Pes bu hal içinde iken susayıp, yüreği yanıp tutuşup dört yanına baka. Ondan bu halde iken şeytan fursat bulup imanın(ı) almağa başı ucuna gelir. Ol merdut (şeytan) elinde bir kadeh tutar, içinde buzlu su, hastanın başı ucunda çalka(la)r. Ol yatan kişi onu görüp işite. ör mahalde bay ve gedarım (efendi ve kölenin) hali belli olur. Cenab-ı Hak sait kullarından eyleye; eğer saadetsiz isen "getir şu sudan içeyim" dersin. Ol melûn-i ebedînin canına minnet der ki: Hâşâ "âlemlerin yaratıcısı yoktur" de. Eğer şakı ise dediğini der, el-iyaze billâh (Allah korusun) imanı gider. Lakin her şeyde yine hikmet Hûda'nındır. Ol halde olan hastanın yanında su tutmak gerek ve sıkça sıkça ağzını açıp su vermek lazımdır. Eğer hidayet yetişir ise şeytana lanet edip red eder.
Pes vadesi tamam oldukta eğer mümin ise emr olunur, Azrail aleyhi's-selâm canını alır, üç yüz altmış melek ol canı Azrail aleyhi's-selâmın elinden alıp cümle yaranı ve dostları suretine girip Uçmak hullelerin(i) (Cennet elbisesini) giydirip canını Cennet sarayına ileteler, yine derhal meyyitin yanına getireler.

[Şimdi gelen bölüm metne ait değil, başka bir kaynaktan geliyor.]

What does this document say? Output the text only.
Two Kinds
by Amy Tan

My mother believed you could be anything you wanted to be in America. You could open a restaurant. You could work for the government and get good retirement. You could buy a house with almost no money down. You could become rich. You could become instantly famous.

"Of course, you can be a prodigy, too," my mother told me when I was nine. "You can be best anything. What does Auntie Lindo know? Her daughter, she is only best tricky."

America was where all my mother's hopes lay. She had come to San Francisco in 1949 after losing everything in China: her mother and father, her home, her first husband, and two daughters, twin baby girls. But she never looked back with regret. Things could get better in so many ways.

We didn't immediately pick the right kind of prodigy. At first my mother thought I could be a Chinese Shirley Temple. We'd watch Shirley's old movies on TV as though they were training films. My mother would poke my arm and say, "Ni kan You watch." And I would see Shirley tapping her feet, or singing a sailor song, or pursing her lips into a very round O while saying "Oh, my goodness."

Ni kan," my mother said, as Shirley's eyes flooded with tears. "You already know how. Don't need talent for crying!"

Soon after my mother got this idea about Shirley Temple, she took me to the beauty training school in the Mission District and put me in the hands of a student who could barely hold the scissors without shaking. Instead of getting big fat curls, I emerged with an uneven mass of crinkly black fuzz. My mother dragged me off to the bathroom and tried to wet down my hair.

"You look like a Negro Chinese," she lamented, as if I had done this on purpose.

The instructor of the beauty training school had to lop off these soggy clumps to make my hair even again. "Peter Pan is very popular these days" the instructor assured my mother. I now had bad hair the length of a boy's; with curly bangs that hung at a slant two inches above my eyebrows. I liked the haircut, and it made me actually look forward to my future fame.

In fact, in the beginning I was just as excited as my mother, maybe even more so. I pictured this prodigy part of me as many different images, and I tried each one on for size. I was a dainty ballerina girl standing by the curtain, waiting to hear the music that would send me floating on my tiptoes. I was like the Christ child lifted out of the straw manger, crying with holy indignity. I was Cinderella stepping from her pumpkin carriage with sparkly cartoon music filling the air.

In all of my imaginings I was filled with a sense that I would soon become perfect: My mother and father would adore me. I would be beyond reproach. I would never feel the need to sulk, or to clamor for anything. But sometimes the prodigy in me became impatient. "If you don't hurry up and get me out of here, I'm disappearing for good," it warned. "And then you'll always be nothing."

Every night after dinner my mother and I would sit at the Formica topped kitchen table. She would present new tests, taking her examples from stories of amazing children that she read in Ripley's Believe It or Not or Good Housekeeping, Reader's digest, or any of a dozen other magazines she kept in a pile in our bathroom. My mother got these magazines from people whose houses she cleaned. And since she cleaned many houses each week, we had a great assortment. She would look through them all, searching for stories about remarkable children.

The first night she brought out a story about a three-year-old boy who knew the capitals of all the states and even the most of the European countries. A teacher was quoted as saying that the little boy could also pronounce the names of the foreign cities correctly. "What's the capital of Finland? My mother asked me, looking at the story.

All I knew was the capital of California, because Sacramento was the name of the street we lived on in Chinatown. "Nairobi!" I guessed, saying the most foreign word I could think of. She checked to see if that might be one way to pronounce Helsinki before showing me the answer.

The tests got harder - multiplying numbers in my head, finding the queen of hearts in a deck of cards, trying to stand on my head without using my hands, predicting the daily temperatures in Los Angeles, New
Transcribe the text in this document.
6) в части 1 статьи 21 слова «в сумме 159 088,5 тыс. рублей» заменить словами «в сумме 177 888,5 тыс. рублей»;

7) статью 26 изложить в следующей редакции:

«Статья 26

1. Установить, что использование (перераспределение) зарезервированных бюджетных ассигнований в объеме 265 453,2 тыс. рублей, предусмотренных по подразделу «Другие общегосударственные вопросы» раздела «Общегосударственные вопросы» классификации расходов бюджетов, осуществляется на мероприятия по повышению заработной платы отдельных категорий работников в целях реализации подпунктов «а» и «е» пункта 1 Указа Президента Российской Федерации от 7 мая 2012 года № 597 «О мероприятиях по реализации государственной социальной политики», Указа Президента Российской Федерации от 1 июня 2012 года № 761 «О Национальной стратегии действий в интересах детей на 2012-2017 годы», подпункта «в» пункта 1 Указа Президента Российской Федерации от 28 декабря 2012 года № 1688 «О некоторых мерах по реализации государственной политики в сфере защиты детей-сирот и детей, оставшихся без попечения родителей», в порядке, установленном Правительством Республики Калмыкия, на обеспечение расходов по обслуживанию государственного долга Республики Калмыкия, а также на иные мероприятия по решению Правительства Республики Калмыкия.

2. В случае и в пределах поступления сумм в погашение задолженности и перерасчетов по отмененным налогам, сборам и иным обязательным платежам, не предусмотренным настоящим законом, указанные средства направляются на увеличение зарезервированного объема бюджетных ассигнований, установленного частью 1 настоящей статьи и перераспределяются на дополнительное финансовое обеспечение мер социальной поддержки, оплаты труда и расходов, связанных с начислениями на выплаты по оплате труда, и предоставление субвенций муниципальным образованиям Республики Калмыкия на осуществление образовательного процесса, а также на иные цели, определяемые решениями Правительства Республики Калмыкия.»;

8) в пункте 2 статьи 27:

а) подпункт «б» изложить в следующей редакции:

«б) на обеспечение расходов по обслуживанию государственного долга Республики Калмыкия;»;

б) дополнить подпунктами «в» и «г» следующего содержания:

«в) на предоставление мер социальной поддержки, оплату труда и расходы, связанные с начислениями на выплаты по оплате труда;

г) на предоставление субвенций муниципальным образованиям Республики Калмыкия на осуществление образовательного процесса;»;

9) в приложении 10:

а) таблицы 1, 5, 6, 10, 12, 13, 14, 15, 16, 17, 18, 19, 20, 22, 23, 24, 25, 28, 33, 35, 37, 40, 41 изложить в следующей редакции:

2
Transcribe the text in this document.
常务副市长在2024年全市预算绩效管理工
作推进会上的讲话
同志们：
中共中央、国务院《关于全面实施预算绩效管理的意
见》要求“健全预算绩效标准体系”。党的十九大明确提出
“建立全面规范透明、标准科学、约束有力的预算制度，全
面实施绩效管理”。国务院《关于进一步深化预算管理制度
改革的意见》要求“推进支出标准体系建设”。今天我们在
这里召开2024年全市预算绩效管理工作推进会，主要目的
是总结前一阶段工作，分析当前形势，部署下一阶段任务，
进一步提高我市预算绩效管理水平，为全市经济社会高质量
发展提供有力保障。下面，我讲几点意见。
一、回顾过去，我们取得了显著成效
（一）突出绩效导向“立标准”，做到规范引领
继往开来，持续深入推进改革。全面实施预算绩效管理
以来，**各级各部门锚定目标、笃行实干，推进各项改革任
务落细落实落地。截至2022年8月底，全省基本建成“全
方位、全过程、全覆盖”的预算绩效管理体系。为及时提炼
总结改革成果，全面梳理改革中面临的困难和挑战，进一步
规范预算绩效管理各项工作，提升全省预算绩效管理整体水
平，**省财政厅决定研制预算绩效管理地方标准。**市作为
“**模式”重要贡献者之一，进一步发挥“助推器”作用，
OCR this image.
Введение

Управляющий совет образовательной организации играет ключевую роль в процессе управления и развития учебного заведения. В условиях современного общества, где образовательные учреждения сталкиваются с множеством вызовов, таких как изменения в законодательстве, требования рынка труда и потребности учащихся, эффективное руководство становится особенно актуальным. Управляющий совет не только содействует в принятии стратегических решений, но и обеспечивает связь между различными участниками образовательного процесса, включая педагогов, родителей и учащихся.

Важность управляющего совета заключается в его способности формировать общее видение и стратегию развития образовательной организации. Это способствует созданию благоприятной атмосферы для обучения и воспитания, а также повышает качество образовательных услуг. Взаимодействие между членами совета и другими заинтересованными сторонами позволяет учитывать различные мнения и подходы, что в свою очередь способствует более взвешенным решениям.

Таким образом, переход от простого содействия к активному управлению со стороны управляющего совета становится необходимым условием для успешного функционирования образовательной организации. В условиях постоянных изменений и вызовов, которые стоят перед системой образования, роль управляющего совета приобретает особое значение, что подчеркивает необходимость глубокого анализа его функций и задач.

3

Ve eğer imansız gitti ise üç yüz altmış siccîn melekleri Cehennem'den katrandan kara zakkum yapraklı getirip ol imansız çıkan canı ona sarıp derhal Cehennem'e iletip yerin(i) gösterip yine yanına getireler.
Ve dahi bir kişi baliğ olup dünyada ne kadar yaşarsa ve isyan dahi edip tevbesiz giderse -neûzü billâh- bu ukubetleri görür, kıyamette rüsvay olur, Cehennem dahi mukarrerdir, meğer Allah'tan hidayet erişe, yahut şefaat-ı Muhammedi erişe.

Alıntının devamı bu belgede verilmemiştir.